Prozess gegen drei Männer, die einen 43-Jährigen schwer verletzt haben sollen. Zeuge: “Ein Kopftritt erinnerte mich an einen Freistoß“.

Hamburg. Ein Koffer mit einem Defibrillator wird in den Gerichtssaal gerollt, Artur G. folgt unsicheren Schrittes - eine reine Vorsichtsmaßnahme des Arztes, der ihn gerade im Zeugenzimmer untersucht hat. Artur G. ist herzkrank und dieser Prozess Gift für seine Psyche. Fast ein Jahr ist es her, dass der 43-Jährige auf dem Bahnsteig am S-Bahnhof Veddel Opfer einer brutalen Prügelattacke wurde - offenbar weil er Zivilcourage gezeigt hatte.
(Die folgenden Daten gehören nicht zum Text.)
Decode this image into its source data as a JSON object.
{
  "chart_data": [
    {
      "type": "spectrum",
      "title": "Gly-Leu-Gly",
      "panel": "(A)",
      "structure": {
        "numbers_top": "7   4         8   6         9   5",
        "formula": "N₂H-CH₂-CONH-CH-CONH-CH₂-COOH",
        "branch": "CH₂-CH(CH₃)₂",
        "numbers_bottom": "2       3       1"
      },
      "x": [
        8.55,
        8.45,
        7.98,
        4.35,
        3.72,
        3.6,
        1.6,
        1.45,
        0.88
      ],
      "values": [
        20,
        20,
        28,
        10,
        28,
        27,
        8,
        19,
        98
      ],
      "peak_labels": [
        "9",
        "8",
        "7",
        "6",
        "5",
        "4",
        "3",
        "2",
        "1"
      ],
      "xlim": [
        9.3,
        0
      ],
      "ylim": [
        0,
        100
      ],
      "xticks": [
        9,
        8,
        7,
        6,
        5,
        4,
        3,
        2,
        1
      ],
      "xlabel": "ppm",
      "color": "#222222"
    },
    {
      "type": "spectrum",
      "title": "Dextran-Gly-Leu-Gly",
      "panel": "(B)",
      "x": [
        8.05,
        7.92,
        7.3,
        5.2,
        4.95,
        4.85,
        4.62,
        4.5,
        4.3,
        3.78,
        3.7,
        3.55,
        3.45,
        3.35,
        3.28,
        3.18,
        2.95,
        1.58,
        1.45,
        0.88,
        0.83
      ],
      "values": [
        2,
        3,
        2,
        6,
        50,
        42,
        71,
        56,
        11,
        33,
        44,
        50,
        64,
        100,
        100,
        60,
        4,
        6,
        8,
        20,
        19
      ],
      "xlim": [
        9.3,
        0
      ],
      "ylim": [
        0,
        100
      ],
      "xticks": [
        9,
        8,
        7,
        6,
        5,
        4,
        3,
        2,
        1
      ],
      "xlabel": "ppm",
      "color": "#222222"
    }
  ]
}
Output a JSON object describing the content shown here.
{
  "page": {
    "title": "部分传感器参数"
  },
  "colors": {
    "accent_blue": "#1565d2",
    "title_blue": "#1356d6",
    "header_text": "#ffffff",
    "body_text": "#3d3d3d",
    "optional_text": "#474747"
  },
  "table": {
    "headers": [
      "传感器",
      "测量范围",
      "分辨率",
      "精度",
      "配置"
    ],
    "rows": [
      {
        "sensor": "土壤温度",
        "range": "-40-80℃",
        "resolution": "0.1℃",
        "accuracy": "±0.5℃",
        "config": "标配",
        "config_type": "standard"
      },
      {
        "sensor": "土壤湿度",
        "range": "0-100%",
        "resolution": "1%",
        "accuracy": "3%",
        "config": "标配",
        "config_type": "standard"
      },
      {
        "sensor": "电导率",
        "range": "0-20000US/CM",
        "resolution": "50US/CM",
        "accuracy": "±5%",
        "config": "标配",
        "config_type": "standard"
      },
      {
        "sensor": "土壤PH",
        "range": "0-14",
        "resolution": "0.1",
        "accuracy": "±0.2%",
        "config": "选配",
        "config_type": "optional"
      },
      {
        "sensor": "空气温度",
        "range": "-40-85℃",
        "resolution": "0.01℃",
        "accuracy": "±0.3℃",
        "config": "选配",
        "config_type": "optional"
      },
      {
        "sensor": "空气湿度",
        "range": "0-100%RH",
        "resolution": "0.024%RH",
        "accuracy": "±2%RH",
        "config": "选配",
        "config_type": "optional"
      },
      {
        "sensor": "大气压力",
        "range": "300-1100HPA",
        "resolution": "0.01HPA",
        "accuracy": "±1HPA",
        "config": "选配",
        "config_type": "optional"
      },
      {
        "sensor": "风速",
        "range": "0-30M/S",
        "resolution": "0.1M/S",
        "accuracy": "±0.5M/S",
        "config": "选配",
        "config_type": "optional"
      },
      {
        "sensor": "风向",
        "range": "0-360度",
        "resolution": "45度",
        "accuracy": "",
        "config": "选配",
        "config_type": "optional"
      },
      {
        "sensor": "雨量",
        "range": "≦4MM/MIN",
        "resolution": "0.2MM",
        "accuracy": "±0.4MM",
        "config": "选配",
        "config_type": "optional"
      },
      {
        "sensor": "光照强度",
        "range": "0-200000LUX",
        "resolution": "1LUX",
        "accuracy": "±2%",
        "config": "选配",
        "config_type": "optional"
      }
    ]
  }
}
Die mutmaßlichen Täter müssen sich seit gestern vor dem Harburger Amtsrichter wegen gefährlicher Körperverletzung verantworten. Ibrahim O., 25, und Hüseyin O., 25, schweigen zu den Vorwürfen, Amir B., 23, bestreitet die Tat.

Immer wieder wird Artur G. während seiner Aussage von Weinkrämpfen geschüttelt. Seine Freundin und er seien am Neujahrsmorgen mit der S 3 nach Hause gefahren, die Angeklagten an den Landungsbrücken zugestiegen.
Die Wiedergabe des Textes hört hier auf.